No presente texto, pretendo utilizar uma peça de teatro escrita pelo autor, intitulada "Terror: ein Theaterstück und eine Rede", para, a partir dela, revisitarmos a antiga, porém sempre atual, questão acerca da relação entre o Direito e a moral. A trama da peça é simples: um terrorista sequestra um avião comercial com 164 passageiros e força os pilotos a seguirem em direção à Allianz Arena, em Munique, totalmente cheia. Contra as ordens de seus superiores, um piloto da força aérea, Lars Koch, abate no último instante o avião sequestrado. Como resultado, a ação do piloto salva a vida de cerca de 70 mil pessoas que seriam atingidas pelo ataque terrorista, mas, para tanto, ele se torna responsável pela morte dos 164 passageiros do avião. Assim, o piloto deve responder perante o Tribunal do Júri pelas mortes causadas. O dilema se dá a partir do debate entre a acusação e a defesa sobre se a ação deliberada de destruição de um avião com 164 pessoas seria moral e juridicamente justificável, tendo em vista o objetivo almejado: salvar as 70 mil pessoas presentes no estádio. Schirach deixa a conclusão em aberto: após a encenação da peça, cabe ao público, levando em consideração a argumentação da defesa e da acusação, decidir.

Gostaria de explorar um trecho da arguição da promotora pública responsável pela acusação. Independentemente da conclusão a que chega a personagem no caso explorado pela peça, o seu discurso acerca da necessária autonomia do Direito frente a raciocínios práticos ordinários é provocativo e apresenta aos leitores, sejam eles juristas ou não, de forma intelectualmente madura, a referida controvérsia acerca da relação entre direito e moral.

No início de sua arguição, a promotora faz menção a problemas morais análogos àquele enfrentado pelo piloto. O primeiro exemplo é extraído do jurista alemão Hans Welzel: um vagão de carga se solta em um trecho de uma montanha íngreme e corre com força total para o vale em direção a uma pequena estação de trem. Na estação, encontra-se estacionado um trem com centenas de passageiros que serão atingidos pelo vagão descontrolado. Imagine que você é o responsável pela ferrovia e tem a possibilidade de acionar um desvio na rota do vagão. No entanto, há cinco operários realizando a manutenção dos trilhos dessa outra direção possível. O que você faria? Assumiria a morte dos cinco trabalhadores para salvar a vida da centena de passageiros do trem estacionado?

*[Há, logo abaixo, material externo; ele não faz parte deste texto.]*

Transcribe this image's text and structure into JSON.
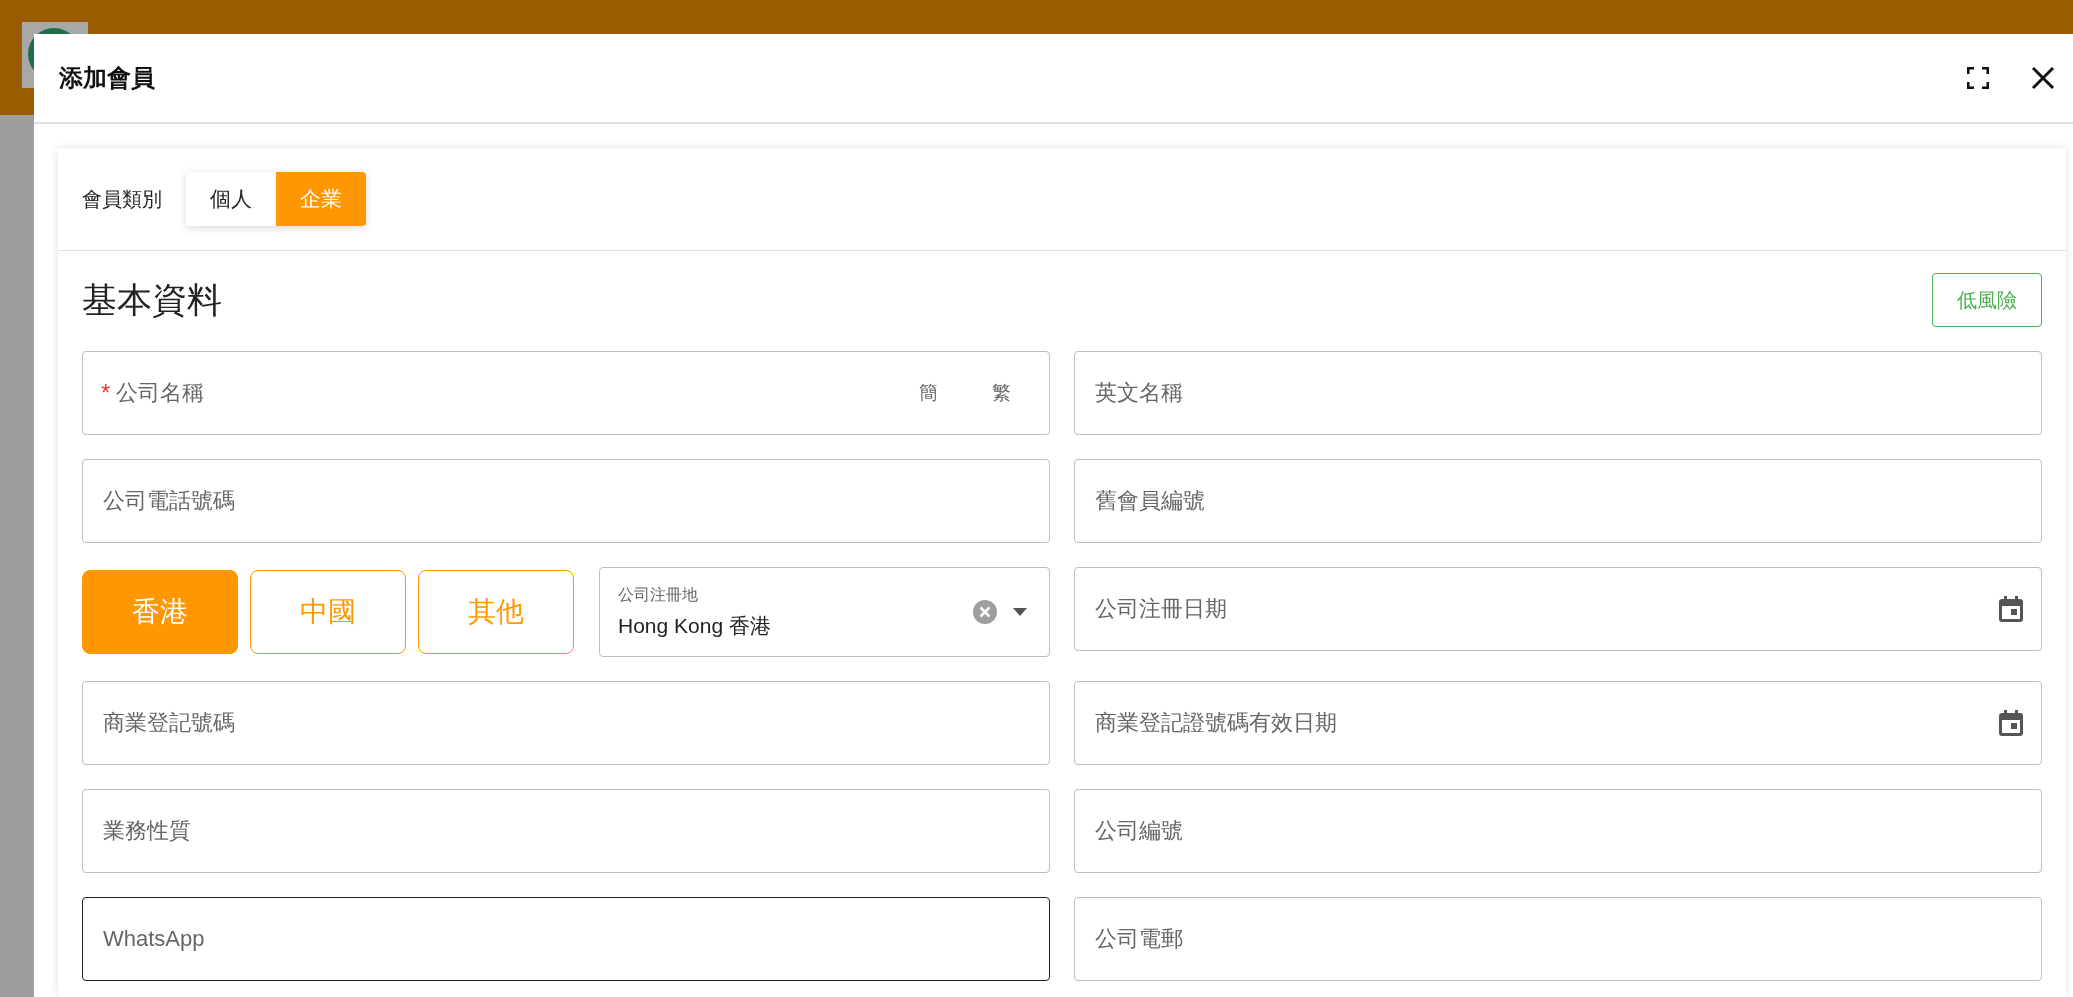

O outro exemplo apresentado pela promotora é de Judith Thomson, filósofa americana: imagine agora que o mesmo vagão de carga continua correndo colina abaixo, mas agora não há a possibilidade de mudança de rota. Como espectador, você agora está em uma ponte observando o que acontece e há um homem muito gordo sentado ao seu lado. Se ele caísse da ponte, bloquearia o vagão e impediria a morte dos passageiros do trem estacionado, ainda que, para tanto, o homem gordo morresse atropelado. Mas o homem em questão não cairia simplesmente da ponte. Para isso, você precisaria assassiná-lo com uma faca ou algo semelhante, para então conseguir empurrá-lo entre o vagão que se aproxima e o trem lotado.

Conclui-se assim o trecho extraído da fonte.